Jakarta, CNN Indonesia --
Tukang jasa sedot WC mengeluh karena sepi order beberapa waktu terakhir. Padahal, dulu bisnis ini sangat menjanjikan karena pasar yang besar, seperti rumah tangga dan perusahaan.
Sapri, supir truk sekaligus tukang sedot WC di kawasan DI Panjaitan, Cawang, Jakarta Timur misalnya.
Ia dan rekan-rekannya sesama penyedia jasa sedot WC banyak gigit jari karena sudah mulai ditinggal oleh para pelanggannya.
ADVERTISEMENT
SCROLL TO CONTINUE WITH CONTENT
Penghasilan yang ia dapat dari sedot WC kini makin berkurang karena banyak pelanggan yang kabur dan mencari jasa serupa, tetapi lebih murah. Masyarakat kini juga bisa melakukan berbagai macam cara untukmengatasi masalah mereka saat WC-nya mampet.
"Ya pasti ngaruh ke penghasilan, kalau per hari ima kali sedot, kalikan Rp600 ribu saja, itu sudah dapat Rp3 juta, itu belum yang di basement gedung-gedung atau rumah yang luas, biasanya bisa seharga jutaan, tapi sekarang, ya mau pasrah juga gimana," katanya seperti dikutip dari CNBCIndonesia.com.
Senada dengan Sapri, Ilham juga mengatakan kondisinya sudah lebih sulit dibandingkan dahulu.
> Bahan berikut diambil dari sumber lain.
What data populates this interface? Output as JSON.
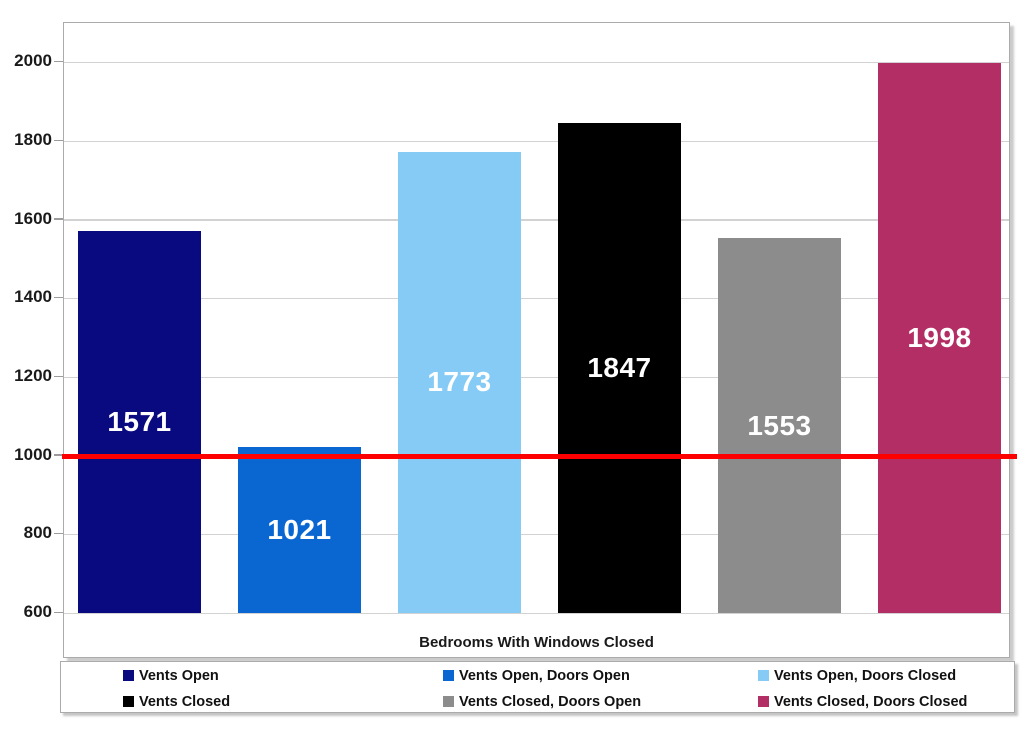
{
  "chart_data": {
    "type": "bar",
    "title": "",
    "xlabel": "Bedrooms With Windows Closed",
    "ylabel": "",
    "ylim": [
      600,
      2100
    ],
    "yticks": [
      600,
      800,
      1000,
      1200,
      1400,
      1600,
      1800,
      2000
    ],
    "grid": true,
    "legend_position": "bottom",
    "categories": [
      "Vents Open",
      "Vents Open, Doors Open",
      "Vents Open, Doors Closed",
      "Vents Closed",
      "Vents Closed, Doors Open",
      "Vents Closed, Doors Closed"
    ],
    "values": [
      1571,
      1021,
      1773,
      1847,
      1553,
      1998
    ],
    "colors": [
      "#0a0a80",
      "#0a67d2",
      "#85cbf5",
      "#000000",
      "#8c8c8c",
      "#b32e64"
    ],
    "ref_line": {
      "value": 1000,
      "color": "#ff0000"
    },
    "legend": {
      "entries": [
        {
          "label": "Vents Open",
          "color": "#0a0a80"
        },
        {
          "label": "Vents Open, Doors Open",
          "color": "#0a67d2"
        },
        {
          "label": "Vents Open, Doors Closed",
          "color": "#85cbf5"
        },
        {
          "label": "Vents Closed",
          "color": "#000000"
        },
        {
          "label": "Vents Closed, Doors Open",
          "color": "#8c8c8c"
        },
        {
          "label": "Vents Closed, Doors Closed",
          "color": "#b32e64"
        }
      ]
    }
  }
}
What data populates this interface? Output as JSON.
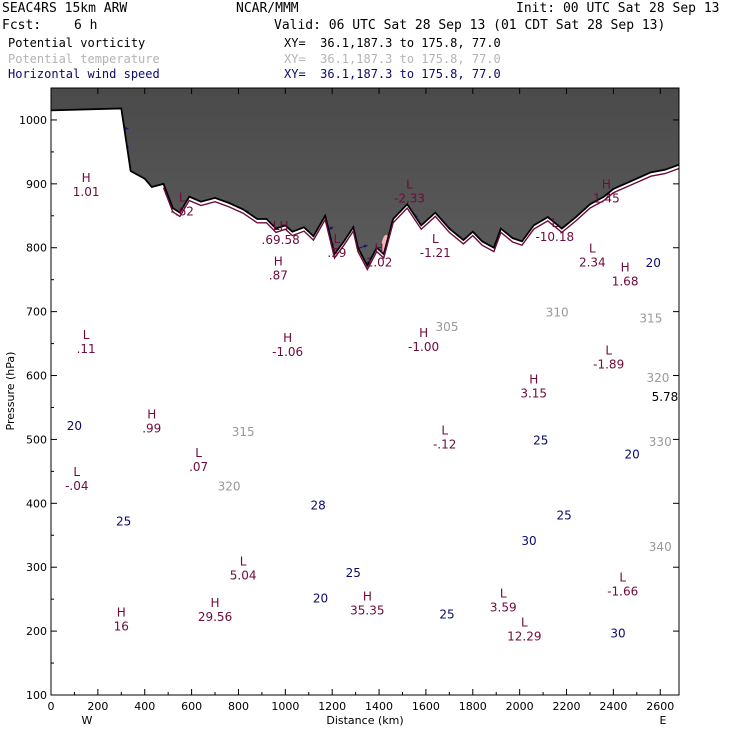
{
  "header": {
    "model": "SEAC4RS 15km ARW",
    "org": "NCAR/MMM",
    "init": "Init: 00 UTC Sat 28 Sep 13",
    "fcst_label": "Fcst:",
    "fcst_value": "6 h",
    "valid": "Valid: 06 UTC Sat 28 Sep 13 (01 CDT Sat 28 Sep 13)"
  },
  "fields": [
    {
      "name": "Potential vorticity",
      "xy": "XY=  36.1,187.3 to 175.8, 77.0",
      "color": "#000000"
    },
    {
      "name": "Potential temperature",
      "xy": "XY=  36.1,187.3 to 175.8, 77.0",
      "color": "#b4b4b4"
    },
    {
      "name": "Horizontal wind speed",
      "xy": "XY=  36.1,187.3 to 175.8, 77.0",
      "color": "#0a0a6e"
    }
  ],
  "chart_data": {
    "type": "cross-section",
    "ylabel": "Pressure (hPa)",
    "xlabel": "Distance (km)",
    "xlim": [
      0,
      2680
    ],
    "ylim": [
      1050,
      100
    ],
    "x_ticks": [
      0,
      200,
      400,
      600,
      800,
      1000,
      1200,
      1400,
      1600,
      1800,
      2000,
      2200,
      2400,
      2600
    ],
    "y_ticks": [
      100,
      200,
      300,
      400,
      500,
      600,
      700,
      800,
      900,
      1000
    ],
    "x_end_labels": {
      "left": "W",
      "right": "E"
    },
    "terrain_pressure": [
      [
        0,
        1015
      ],
      [
        300,
        1018
      ],
      [
        340,
        920
      ],
      [
        400,
        908
      ],
      [
        430,
        895
      ],
      [
        480,
        900
      ],
      [
        520,
        862
      ],
      [
        550,
        855
      ],
      [
        590,
        880
      ],
      [
        640,
        872
      ],
      [
        700,
        878
      ],
      [
        760,
        870
      ],
      [
        820,
        860
      ],
      [
        880,
        845
      ],
      [
        920,
        845
      ],
      [
        960,
        830
      ],
      [
        1000,
        835
      ],
      [
        1030,
        825
      ],
      [
        1080,
        832
      ],
      [
        1120,
        818
      ],
      [
        1170,
        850
      ],
      [
        1210,
        790
      ],
      [
        1250,
        810
      ],
      [
        1290,
        832
      ],
      [
        1310,
        800
      ],
      [
        1350,
        772
      ],
      [
        1390,
        800
      ],
      [
        1420,
        790
      ],
      [
        1460,
        845
      ],
      [
        1520,
        868
      ],
      [
        1580,
        835
      ],
      [
        1640,
        855
      ],
      [
        1700,
        830
      ],
      [
        1760,
        812
      ],
      [
        1800,
        825
      ],
      [
        1840,
        810
      ],
      [
        1890,
        800
      ],
      [
        1920,
        830
      ],
      [
        1970,
        815
      ],
      [
        2010,
        810
      ],
      [
        2060,
        835
      ],
      [
        2120,
        848
      ],
      [
        2180,
        830
      ],
      [
        2240,
        848
      ],
      [
        2300,
        868
      ],
      [
        2360,
        880
      ],
      [
        2400,
        892
      ],
      [
        2480,
        905
      ],
      [
        2560,
        918
      ],
      [
        2620,
        922
      ],
      [
        2680,
        930
      ]
    ],
    "theta_contours": [
      {
        "label": "305",
        "x": 1690,
        "y": 670
      },
      {
        "label": "310",
        "x": 2160,
        "y": 692
      },
      {
        "label": "315",
        "x": 2560,
        "y": 683
      },
      {
        "label": "315",
        "x": 820,
        "y": 505
      },
      {
        "label": "320",
        "x": 760,
        "y": 420
      },
      {
        "label": "320",
        "x": 2590,
        "y": 590
      },
      {
        "label": "330",
        "x": 2600,
        "y": 490
      },
      {
        "label": "340",
        "x": 2600,
        "y": 325
      }
    ],
    "wind_speed_contours": [
      {
        "label": "20",
        "x": 100,
        "y": 515
      },
      {
        "label": "25",
        "x": 310,
        "y": 365
      },
      {
        "label": "28",
        "x": 1140,
        "y": 390
      },
      {
        "label": "20",
        "x": 1150,
        "y": 245
      },
      {
        "label": "25",
        "x": 1290,
        "y": 285
      },
      {
        "label": "30",
        "x": 2040,
        "y": 335
      },
      {
        "label": "25",
        "x": 2190,
        "y": 375
      },
      {
        "label": "25",
        "x": 2090,
        "y": 492
      },
      {
        "label": "20",
        "x": 2480,
        "y": 470
      },
      {
        "label": "30",
        "x": 2420,
        "y": 190
      },
      {
        "label": "20",
        "x": 2570,
        "y": 770
      },
      {
        "label": "25",
        "x": 1690,
        "y": 220
      }
    ],
    "extrema": [
      {
        "kind": "H",
        "value": "1.01",
        "x": 150,
        "y": 890
      },
      {
        "kind": "L",
        "value": ".11",
        "x": 150,
        "y": 645
      },
      {
        "kind": "H",
        "value": ".99",
        "x": 430,
        "y": 520
      },
      {
        "kind": "L",
        "value": ".07",
        "x": 630,
        "y": 460
      },
      {
        "kind": "L",
        "value": "-.04",
        "x": 110,
        "y": 430
      },
      {
        "kind": "L",
        "value": "-.62",
        "x": 560,
        "y": 860
      },
      {
        "kind": "H",
        "value": "-1.06",
        "x": 1010,
        "y": 640
      },
      {
        "kind": "H",
        "value": ".87",
        "x": 970,
        "y": 760
      },
      {
        "kind": "LH",
        "value": ".69.58",
        "x": 980,
        "y": 815
      },
      {
        "kind": "L",
        "value": ".59",
        "x": 1220,
        "y": 795
      },
      {
        "kind": "H",
        "value": "1.02",
        "x": 1400,
        "y": 780
      },
      {
        "kind": "L",
        "value": "-1.21",
        "x": 1640,
        "y": 795
      },
      {
        "kind": "H",
        "value": "-1.00",
        "x": 1590,
        "y": 648
      },
      {
        "kind": "L",
        "value": "-2.33",
        "x": 1530,
        "y": 880
      },
      {
        "kind": "L",
        "value": "-.12",
        "x": 1680,
        "y": 495
      },
      {
        "kind": "H",
        "value": "3.15",
        "x": 2060,
        "y": 575
      },
      {
        "kind": "L",
        "value": "-1.89",
        "x": 2380,
        "y": 620
      },
      {
        "kind": "H",
        "value": "1.68",
        "x": 2450,
        "y": 750
      },
      {
        "kind": "L",
        "value": "2.34",
        "x": 2310,
        "y": 780
      },
      {
        "kind": "L",
        "value": "-10.18",
        "x": 2150,
        "y": 820
      },
      {
        "kind": "H",
        "value": "1.45",
        "x": 2370,
        "y": 880
      },
      {
        "kind": "L",
        "value": "-1.66",
        "x": 2440,
        "y": 265
      },
      {
        "kind": "H",
        "value": "29.56",
        "x": 700,
        "y": 225
      },
      {
        "kind": "L",
        "value": "5.04",
        "x": 820,
        "y": 290
      },
      {
        "kind": "H",
        "value": "35.35",
        "x": 1350,
        "y": 235
      },
      {
        "kind": "L",
        "value": "3.59",
        "x": 1930,
        "y": 240
      },
      {
        "kind": "L",
        "value": "12.29",
        "x": 2020,
        "y": 195
      },
      {
        "kind": "H",
        "value": "16",
        "x": 300,
        "y": 210
      }
    ],
    "color_scale": {
      "tropopause_pv": "#6e0a3c",
      "negative_pv": "#f5b4b9",
      "wind_contour": "#0a0a6e",
      "wind_vector": "#14148c",
      "theta": "#aaaaaa",
      "stratosphere_shading": "#303030"
    }
  }
}
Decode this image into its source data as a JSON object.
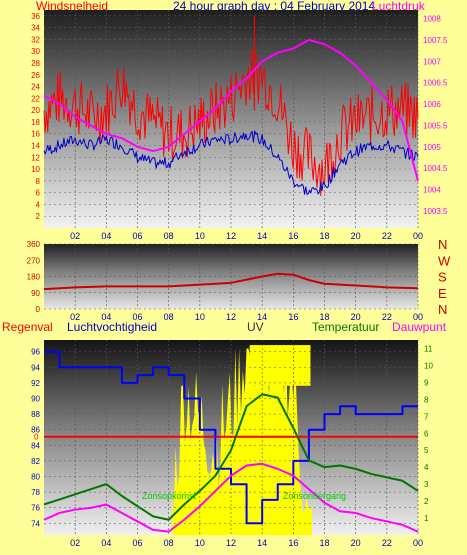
{
  "header": {
    "left_label": "Windsnelheid",
    "title": "24 hour graph day : 04 February 2014",
    "right_label": "Luchtdruk"
  },
  "labels": {
    "rain": "Regenval",
    "humidity": "Luchtvochtigheid",
    "uv": "UV",
    "temperature": "Temperatuur",
    "dewpoint": "Dauwpunt",
    "sunrise": "Zonsopkomst",
    "sunset": "Zonsondergang"
  },
  "colors": {
    "background": "#ffff99",
    "wind": "#ff0000",
    "gust_base": "#0000cc",
    "pressure": "#ff00ff",
    "direction": "#cc0000",
    "humidity": "#0000ff",
    "temperature": "#007700",
    "dewpoint": "#ff00ff",
    "uv": "#ffff00",
    "rain": "#ff0000"
  },
  "chart_data": [
    {
      "type": "line",
      "name": "wind-pressure",
      "x_ticks": [
        "02",
        "04",
        "06",
        "08",
        "10",
        "12",
        "14",
        "16",
        "18",
        "20",
        "22",
        "00"
      ],
      "y_left_ticks": [
        36,
        34,
        32,
        30,
        28,
        26,
        24,
        22,
        20,
        18,
        16,
        14,
        12,
        10,
        8,
        6,
        4,
        2
      ],
      "y_right_ticks": [
        "1008",
        "1007.5",
        "1007",
        "1006.5",
        "1006",
        "1005.5",
        "1005",
        "1004.5",
        "1004",
        "1003.5"
      ],
      "ylim_left": [
        0,
        37
      ],
      "ylim_right": [
        1003.1,
        1008.2
      ],
      "x": [
        0,
        1,
        2,
        3,
        4,
        5,
        6,
        7,
        8,
        9,
        10,
        11,
        12,
        13,
        14,
        15,
        16,
        17,
        18,
        19,
        20,
        21,
        22,
        23,
        24
      ],
      "series": [
        {
          "values": [
            20,
            22,
            21,
            19,
            20,
            25,
            20,
            18,
            16,
            16,
            18,
            20,
            22,
            26,
            26,
            22,
            14,
            12,
            10,
            16,
            18,
            19,
            20,
            20,
            19
          ]
        },
        {
          "values": [
            13,
            14,
            15,
            14,
            15,
            14,
            12,
            11,
            11,
            13,
            14,
            15,
            15,
            16,
            15,
            12,
            8,
            6,
            7,
            11,
            13,
            14,
            14,
            13,
            12
          ]
        },
        {
          "values": [
            1006.2,
            1006.0,
            1005.7,
            1005.5,
            1005.3,
            1005.2,
            1005.0,
            1004.9,
            1005.0,
            1005.3,
            1005.6,
            1005.9,
            1006.3,
            1006.6,
            1007.0,
            1007.2,
            1007.3,
            1007.5,
            1007.4,
            1007.2,
            1006.9,
            1006.5,
            1006.1,
            1005.6,
            1004.2
          ]
        }
      ]
    },
    {
      "type": "line",
      "name": "wind-direction",
      "x_ticks": [
        "02",
        "04",
        "06",
        "08",
        "10",
        "12",
        "14",
        "16",
        "18",
        "20",
        "22",
        "00"
      ],
      "y_ticks": [
        360,
        270,
        180,
        90,
        0
      ],
      "y_right_ticks": [
        "N",
        "W",
        "S",
        "E",
        "N"
      ],
      "ylim": [
        0,
        360
      ],
      "x": [
        0,
        2,
        4,
        6,
        8,
        10,
        12,
        14,
        15,
        16,
        17,
        18,
        20,
        22,
        24
      ],
      "values": [
        110,
        120,
        125,
        125,
        125,
        135,
        145,
        180,
        195,
        190,
        160,
        140,
        130,
        120,
        115
      ]
    },
    {
      "type": "line",
      "name": "humidity-temperature-uv",
      "x_ticks": [
        "02",
        "04",
        "06",
        "08",
        "10",
        "12",
        "14",
        "16",
        "18",
        "20",
        "22",
        "00"
      ],
      "y_left_ticks": [
        96,
        94,
        92,
        90,
        88,
        86,
        84,
        82,
        80,
        78,
        76,
        74
      ],
      "y_right_ticks": [
        11,
        10,
        9,
        8,
        7,
        6,
        5,
        4,
        3,
        2,
        1
      ],
      "rain_marker": "0",
      "ylim_left": [
        72.5,
        97.5
      ],
      "ylim_right": [
        0,
        11.5
      ],
      "x": [
        0,
        1,
        2,
        3,
        4,
        5,
        6,
        7,
        8,
        9,
        10,
        11,
        12,
        13,
        14,
        15,
        16,
        17,
        18,
        19,
        20,
        21,
        22,
        23,
        24
      ],
      "series": [
        {
          "values": [
            96,
            94,
            94,
            94,
            94,
            92,
            93,
            94,
            93,
            90,
            86,
            81,
            79,
            74,
            77,
            79,
            82,
            86,
            88,
            89,
            88,
            88,
            88,
            89,
            89
          ]
        },
        {
          "values": [
            1.8,
            2.1,
            2.4,
            2.7,
            3.0,
            2.3,
            1.7,
            1.1,
            0.9,
            1.8,
            2.6,
            3.5,
            5.0,
            7.6,
            8.3,
            8.1,
            6.3,
            4.4,
            4.0,
            4.1,
            3.9,
            3.6,
            3.4,
            3.2,
            2.6
          ]
        },
        {
          "values": [
            0.9,
            1.3,
            1.5,
            1.6,
            1.8,
            1.3,
            0.8,
            0.3,
            0.2,
            0.9,
            1.7,
            2.6,
            3.5,
            4.1,
            4.2,
            3.9,
            3.5,
            2.7,
            1.9,
            1.4,
            1.3,
            1.0,
            0.8,
            0.6,
            0.2
          ]
        },
        {
          "values": [
            0,
            0,
            0,
            0,
            0,
            0,
            0,
            0,
            0.2,
            8.5,
            6.8,
            5.2,
            7.5,
            11,
            10.5,
            11,
            9,
            0,
            0,
            0,
            0,
            0,
            0,
            0,
            0
          ]
        }
      ]
    }
  ]
}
Pasalnya, kini banyak pekerjaan serupa dan harga yang ditawarkan lebih murah.
"Kalau dibandingkan dahulu, ya beda jauh sih, dulu bisa dapat jutaan, sekarang karena satu atau dua kali aja susah, boro-boro dapat jutaan rupiah, siang bolong gini aja masih belum ada orderan," ujar Ilham.
Sering Disalahkan Membuang Limbah Sembarangan
Tak hanya resah soal sepinya pelanggan, Sapri juga khawatir ada pihak tertentu yang melakukan pelaporan ketika ia sedang melakukan penyedotan. Padahal, Ia sudah melakukannya sesuai prosedur.
"Biasanya kalau kondisi seperti ini, terkadang kami anggap melakukan hal-hal yang sudah benar, tetapi dianggap salah, kemudian diviralkan. Contohnya buang hasil penyedotan ke saluran air atau sungai, alhasil, ya kami takut juga karena sekarang apa-apa gampang diviralkan, padahal kita sudah lakukan dengan benar dan sesuai prosedur," ungkap Sapri.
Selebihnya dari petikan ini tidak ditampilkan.